Archive for the ‘Comebacks’ Category

Wednesday One-Liners Mostly Just Stand Around

Security guard: Oh, man, thank god for anti-depressants and alcohol! Nothing like Jack Daniels to get you through the day.

–The Met

Building security guard to mailman: Don't you think tv saved the world? Say you've got 10, 12, 14, 16 kids . . .

–William & Beekman

NYU security guard to long line of kids: A'ight kids, e-z passes out. Put your IDs in the air and wave them like you just don't care!

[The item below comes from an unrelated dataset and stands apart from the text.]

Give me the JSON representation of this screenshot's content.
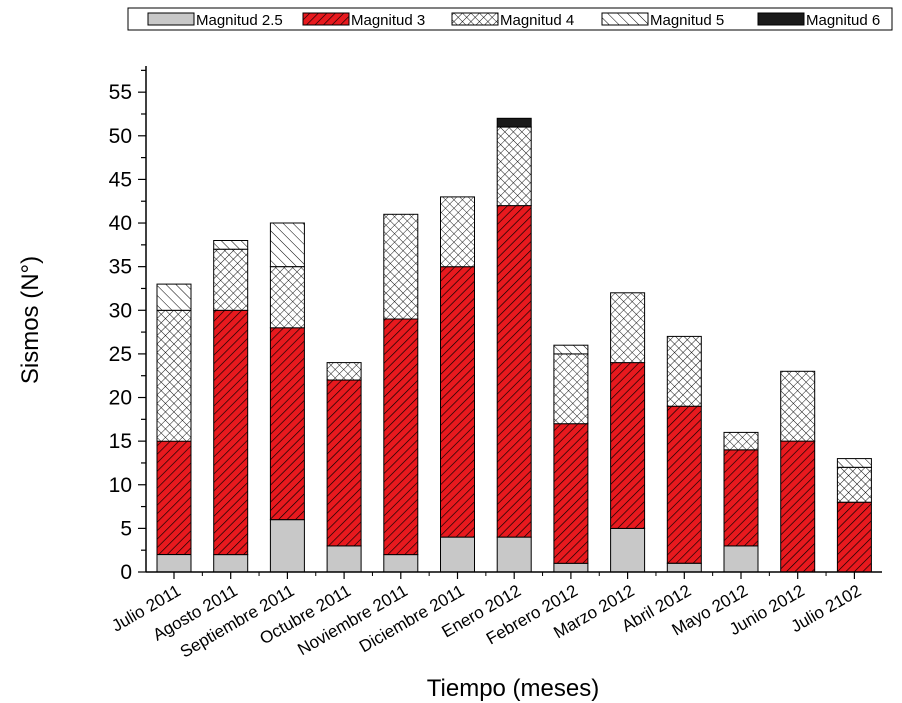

–College of Arts and Science, Washington Square Park

Security man: No photos in Tim Burton! No pictures, no photos! Tell a friend, tell a neighbor, tell someone you don't like!

–Tim Burton Exhibit, MoMA

Security guard: Have a nice day… Now get the hell out of here.

–JFK Airport

The Little Wednesday One-Liner That Could

Cheerful female conductor: This is the express train. That means it's not not not not not not not the local train. Don't screw up.

–Metro-North Rail

Overheard by: Lynne

Conductor: Behold! This is Woodside! Change here for the former Shea Stadium, now Mets-Willets point. Have a great time!

–LIRR

Conductor: After Syosset, the next stop will be express, directly to Hunters Point Avenue. Do not pass go, do not collect 200 dollars.

–LIRR

Overheard by: morningcommute

Conductor: There is an uptown express train across the tracks. When the doors open, get off if you want to get off. Don't just stand there looking at it.

–Uptown 6 Train

Overheard by: Julie

Conductor, as doors open for passengers: Ladies and gentlemen, we know you've been waiting a long time for a train… (doors close abruptly) Wait for another.